Marcele me perguntou pela décima vez, em apenas trinta minutos. Estávamos em meu quarto e eu arrumava a minha mala. No dia seguinte, sexta-feira, eu viajaria para uma fazenda no interior que fora alugada para as filmagens do novo filme. Eu teria de me ausentar por três dias, e por conta disso, minha irmã de dez anos ficaria aos cuidados da vizinha.
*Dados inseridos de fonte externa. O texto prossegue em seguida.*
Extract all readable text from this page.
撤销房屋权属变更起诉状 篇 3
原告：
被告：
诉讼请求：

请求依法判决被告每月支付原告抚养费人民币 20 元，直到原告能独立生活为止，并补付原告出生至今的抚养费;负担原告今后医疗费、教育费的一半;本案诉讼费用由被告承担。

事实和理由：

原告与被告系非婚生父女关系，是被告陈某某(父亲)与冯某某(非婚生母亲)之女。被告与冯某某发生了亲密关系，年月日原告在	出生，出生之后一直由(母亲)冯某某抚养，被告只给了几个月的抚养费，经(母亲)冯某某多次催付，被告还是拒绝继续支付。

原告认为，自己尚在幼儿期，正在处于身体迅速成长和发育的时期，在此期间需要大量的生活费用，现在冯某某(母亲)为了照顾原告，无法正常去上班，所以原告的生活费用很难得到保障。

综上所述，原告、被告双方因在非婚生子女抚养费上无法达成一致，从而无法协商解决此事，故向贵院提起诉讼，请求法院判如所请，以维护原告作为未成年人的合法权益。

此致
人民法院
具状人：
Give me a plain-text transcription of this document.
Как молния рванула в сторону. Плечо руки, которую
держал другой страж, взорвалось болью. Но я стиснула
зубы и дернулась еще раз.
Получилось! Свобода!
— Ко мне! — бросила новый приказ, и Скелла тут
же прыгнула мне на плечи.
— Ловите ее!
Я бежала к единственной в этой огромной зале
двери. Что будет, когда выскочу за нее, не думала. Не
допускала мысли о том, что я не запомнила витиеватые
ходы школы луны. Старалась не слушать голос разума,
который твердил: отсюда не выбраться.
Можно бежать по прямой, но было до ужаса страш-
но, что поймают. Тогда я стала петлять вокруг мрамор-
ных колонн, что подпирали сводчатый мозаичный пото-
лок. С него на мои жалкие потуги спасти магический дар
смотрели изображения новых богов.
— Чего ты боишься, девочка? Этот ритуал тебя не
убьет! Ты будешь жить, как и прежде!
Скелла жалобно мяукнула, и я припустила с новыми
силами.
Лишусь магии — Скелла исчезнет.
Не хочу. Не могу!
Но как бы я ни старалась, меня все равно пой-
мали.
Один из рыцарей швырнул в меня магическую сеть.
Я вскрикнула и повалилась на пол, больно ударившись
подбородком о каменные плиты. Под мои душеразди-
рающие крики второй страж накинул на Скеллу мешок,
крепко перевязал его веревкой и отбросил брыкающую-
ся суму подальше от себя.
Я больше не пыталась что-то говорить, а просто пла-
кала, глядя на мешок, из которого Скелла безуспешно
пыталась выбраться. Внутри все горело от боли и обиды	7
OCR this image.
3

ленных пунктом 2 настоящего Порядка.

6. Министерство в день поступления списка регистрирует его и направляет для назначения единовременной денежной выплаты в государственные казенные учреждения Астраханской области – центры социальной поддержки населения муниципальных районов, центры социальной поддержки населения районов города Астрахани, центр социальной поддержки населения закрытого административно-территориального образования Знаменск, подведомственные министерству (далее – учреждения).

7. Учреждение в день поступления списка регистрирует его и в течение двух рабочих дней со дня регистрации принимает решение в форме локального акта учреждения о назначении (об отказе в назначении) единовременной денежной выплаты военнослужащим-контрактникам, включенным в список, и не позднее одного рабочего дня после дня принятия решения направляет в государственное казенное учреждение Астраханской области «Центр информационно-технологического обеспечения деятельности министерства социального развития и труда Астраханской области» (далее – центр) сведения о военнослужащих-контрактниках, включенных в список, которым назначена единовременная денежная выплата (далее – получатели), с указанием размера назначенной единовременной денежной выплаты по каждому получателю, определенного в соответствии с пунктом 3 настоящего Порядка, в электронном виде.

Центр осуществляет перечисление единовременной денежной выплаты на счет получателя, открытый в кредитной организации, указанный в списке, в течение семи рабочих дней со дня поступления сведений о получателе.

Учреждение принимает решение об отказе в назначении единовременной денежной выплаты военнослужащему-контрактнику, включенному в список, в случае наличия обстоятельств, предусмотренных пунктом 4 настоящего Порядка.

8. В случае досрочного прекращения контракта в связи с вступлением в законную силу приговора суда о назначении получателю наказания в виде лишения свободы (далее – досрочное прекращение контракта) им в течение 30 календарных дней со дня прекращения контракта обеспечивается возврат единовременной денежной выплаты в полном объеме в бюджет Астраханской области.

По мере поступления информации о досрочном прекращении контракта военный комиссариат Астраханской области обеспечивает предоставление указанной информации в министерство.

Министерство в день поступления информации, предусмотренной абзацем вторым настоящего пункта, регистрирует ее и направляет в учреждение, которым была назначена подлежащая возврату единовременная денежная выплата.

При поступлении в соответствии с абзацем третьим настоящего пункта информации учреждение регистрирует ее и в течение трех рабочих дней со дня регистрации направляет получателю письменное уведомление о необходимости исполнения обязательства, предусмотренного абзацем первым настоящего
— Precisa, sim. — Eu me virei para Marcele, que estava deitada de bruços em minha cama. — Mas eu prometo trazer algo bem bonito para você. Combinado? Qualquer coisa que você quiser, Marcele, você terá.

— Qualquer coisa? — replicou Marcele, com uma expressão sonhadora.

Eram incríveis as nossas semelhanças, apesar de sermos irmãs apenas por parte de mãe. Marcele possuía as mesmas sardinhas no nariz — características que herdamos de Mônica —, mas os olhos dela eram iguais aos de seu pai, um lindo tom de azul, enquanto o meu era o castanho comum. A tonalidade de nosso cabelo também era diferente: os meus são castanhos escuros, os de Marcele, castanhos claros.

— Sim, Marcele, qualquer coisa.

— Eu quero a mamãe. — Ela sussurrou. Enfiou a cabeça debaixo do travesseiro.

— Marcele — chamei, mas ela não me respondeu. — Marcele, olhe para mim.

Ela me olhou sob os longos cílios.

— O quê?

—  Nós já tivemos essa conversa, esqueceu? A mamãe não está mais entre nós. Ela não vai voltar.

— Eu sinto falta da mamãe, Nanda.

As lágrimas de Marcele quebraram o meu coração. Como dizer a uma menina de dez anos que a sua mãe está morta? Eu tentei contar a ela a verdade parcial, que Mônica morreu, mas Marcele teima em imaginar que nossa mãe está em uma viagem e que, a qualquer momento, vai aparecer.

— Eu também sinto, meu anjo. — Coloquei-a sentada em meu colo, seu rostinho de anjo se aninhando em meu peito, e disse suavemente: — Agora, que tal limparmos essas lágrimas? Mônica não ficaria nada feliz em ver a sua princesa chorar. Você quer ver a mamãe triste, Marcele?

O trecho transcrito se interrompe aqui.